I wojna rosyjsko-ukraińska, i sankcje nakładane na Rosję przez jednych – oraz pomoc jej świadczona przez innych – są  elementami wojny o kontrolę nad światowym porządkiem. Eskalacja militarna prawdopodobnie na razie nie nastąpi, ponieważ największe mocarstwa mają porównywalną siłę, a więc i zdolność niszczenia, ale wojna gospodarcza będzie rozwijać się w pełnym wymiarze. Sankcje są jednym z jej narzędzi.

Sankcje uderzyły w gospodarkę Rosji, ale nie jakoś dramatycznie, rubel już odrobił połowę straty z pierwszego tygodnia po ich wprowadzeniu. Dopóki Rosji wolno sprzedawać paliwa kopalne, dopóty jej gospodarka będzie w całkiem niezłym stanie. A kupuje je przede wszystkim Europa Zachodnia.

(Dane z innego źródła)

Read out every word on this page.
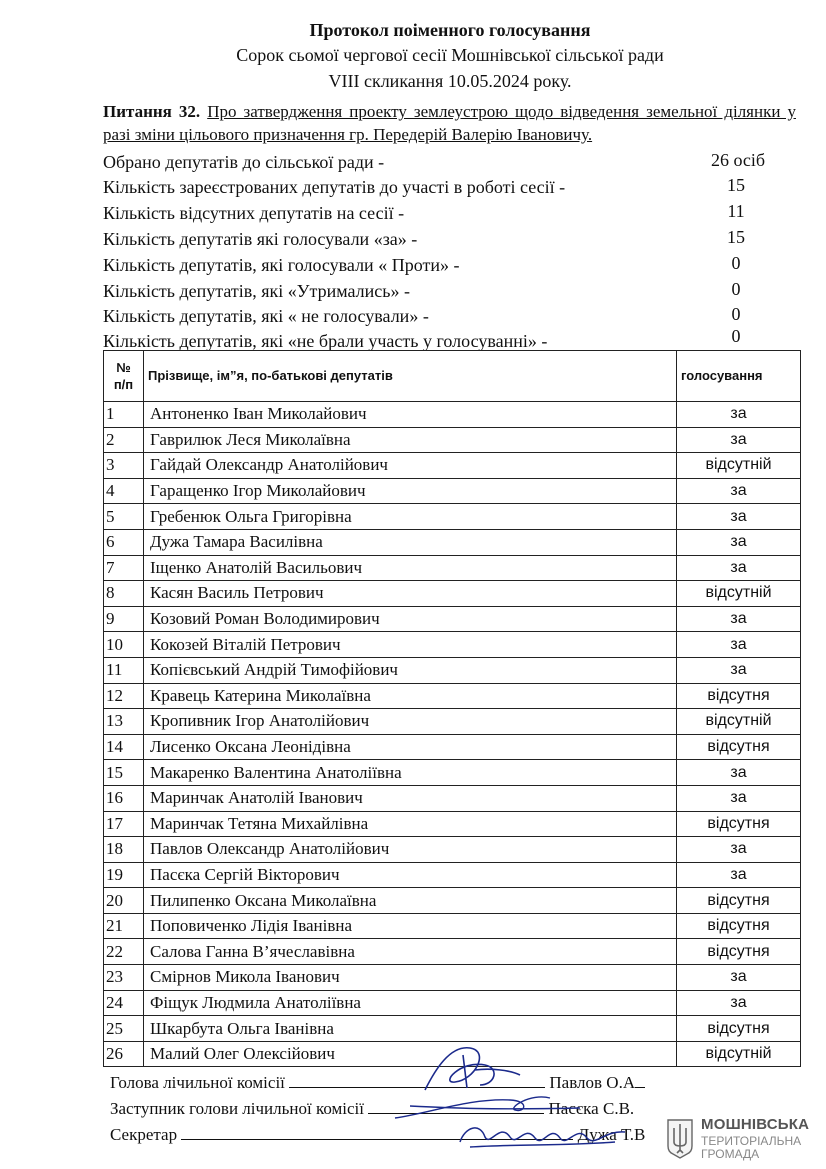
Протокол поіменного голосування
Сорок сьомої чергової сесії Мошнівської сільської ради
VIII скликання 10.05.2024 року.
Питання 32. Про затвердження проекту землеустрою щодо відведення земельної ділянки у разі зміни цільового призначення гр. Передерій Валерію Івановичу.
Обрано депутатів до сільської ради -	26 осіб
Кількість зареєстрованих депутатів до участі в роботі сесії -	15
Кількість відсутних депутатів на сесії -	11
Кількість депутатів які голосували «за» -	15
Кількість депутатів, які голосували « Проти» -	0
Кількість депутатів, які «Утримались» -	0
Кількість депутатів, які « не голосували» -	0
Кількість депутатів, які «не брали участь у голосуванні» -	0
№
п/п	Прізвище, ім”я, по-батькові депутатів	голосування
1	Антоненко Іван Миколайович	за
2	Гаврилюк Леся Миколаївна	за
3	Гайдай Олександр Анатолійович	відсутній
4	Гаращенко Ігор Миколайович	за
5	Гребенюк Ольга Григорівна	за
6	Дужа Тамара Василівна	за
7	Іщенко Анатолій Васильович	за
8	Касян Василь Петрович	відсутній
9	Козовий Роман Володимирович	за
10	Кокозей Віталій Петрович	за
11	Копієвський Андрій Тимофійович	за
12	Кравець Катерина Миколаївна	відсутня
13	Кропивник Ігор Анатолійович	відсутній
14	Лисенко Оксана Леонідівна	відсутня
15	Макаренко Валентина Анатоліївна	за
16	Маринчак Анатолій Іванович	за
17	Маринчак Тетяна Михайлівна	відсутня
18	Павлов Олександр Анатолійович	за
19	Пасєка Сергій Вікторович	за
20	Пилипенко Оксана Миколаївна	відсутня
21	Поповиченко Лідія Іванівна	відсутня
22	Салова Ганна В’ячеславівна	відсутня
23	Смірнов Микола Іванович	за
24	Фіщук Людмила Анатоліївна	за
25	Шкарбута Ольга Іванівна	відсутня
26	Малий Олег Олексійович	відсутній
Голова лічильної комісії	Павлов О.А
Заступник голови лічильної комісії	Пасєка С.В.
Секретар	Дужа Т.В
МОШНІВСЬКА
ТЕРИТОРІАЛЬНА
ГРОМАДА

Sankcje wywarły większy wpływ na import Rosji, ale to też nie jest dla niej taka zła wiadomość. Ma ogromną nadwyżkę na koncie, którą Centralny Bank Rosji – mający konta walutowe w komercyjnych bankach Rosji, nie objętych sankcjami – może wykorzystać do zakupów, np. broni.

Jednak im dłużej trwa wojna, im dłużej trwają sankcje, tym więcej obejść sankcji powstanie, ponieważ Rosja skutecznie poszukuje alternatywnych wzorców handlu i finansowania. Ma w tym ogromną wprawę, bowiem do 1991 roku Związek Radziecki regularnie pomagał omijać sankcje ONZ, kontynuując handel z krajami objętymi nimi. Z biegiem czasu pojawiły się nowe metody przemytu i inne sposoby obchodzenia sankcji, co sprawia, że egzekwowanie przepisów jest stałym wyzwaniem. Im dłużej obowiązują sankcje, tym więcej sposobów na uchylanie się od nich znajdą przedsiębiorstwa i inne osoby.

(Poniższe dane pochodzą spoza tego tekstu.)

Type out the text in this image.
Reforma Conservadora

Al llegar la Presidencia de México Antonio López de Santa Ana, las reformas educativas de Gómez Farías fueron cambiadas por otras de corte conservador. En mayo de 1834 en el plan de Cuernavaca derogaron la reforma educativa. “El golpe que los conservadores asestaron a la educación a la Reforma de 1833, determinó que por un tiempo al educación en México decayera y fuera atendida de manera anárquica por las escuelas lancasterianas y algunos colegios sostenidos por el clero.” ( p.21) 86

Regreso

Kraje uczestniczące w tym procederze z czasem zaczynają martwić się o własną ekspozycje na sankcje. Powstaje istotne ryzyko, że USA i jego sojusznicy zaczną obejmować wtórnymi sankcjami również te kraje. Oznacza to pogłębienie globalnych podziałów i eskalację konfliktu, choć warto pamiętać, że wówczas otwierają się nowe szanse dla chińskiego systemu finansowego. 

Niektórzy sojusznicy USA też są wstrzemięźliwi wobec sankcji. Zjednoczone Emiraty Arabskie są ważną przystanią dla rosyjskiego kapitału. Izraelskie przepisy podatkowe pozwolają uprawnionym rosyjskim oligarchom na pranie aktywów. Turcja, pomimo członkostwa w NATO i poparcia dla ukraińskiego wojska, wydaje się być gotowa do umożliwienia ponownej rejestracji rosyjskich firm pod tureckimi flagami i tureckich banków, aby stały się pośrednikami dla Rosji. W rezultacie Stany Zjednoczone, UE i inni członkowie systemu sankcji staną przed trudnym wyborem, czy ukarać własnych partnerów strategicznych, czy pozwolić tym partnerom na obalenie sankcji.

Wojna na Ukrainie i skuteczne wykluczenie Rosji z globalnego systemu walutowego mogą być dla Chin okazją do podniesienia rangi swojej waluty w walce z dolarem amerykańskim, która już przecież trwa. Tylko czy Chiny uznają, że to właśnie ten moment na ofesywę?

Warto spojrzeć na tę tabelę autorstwa Raya Dalio, pokazującą jak podzielił się świat w kwestii stosunku do Rosji.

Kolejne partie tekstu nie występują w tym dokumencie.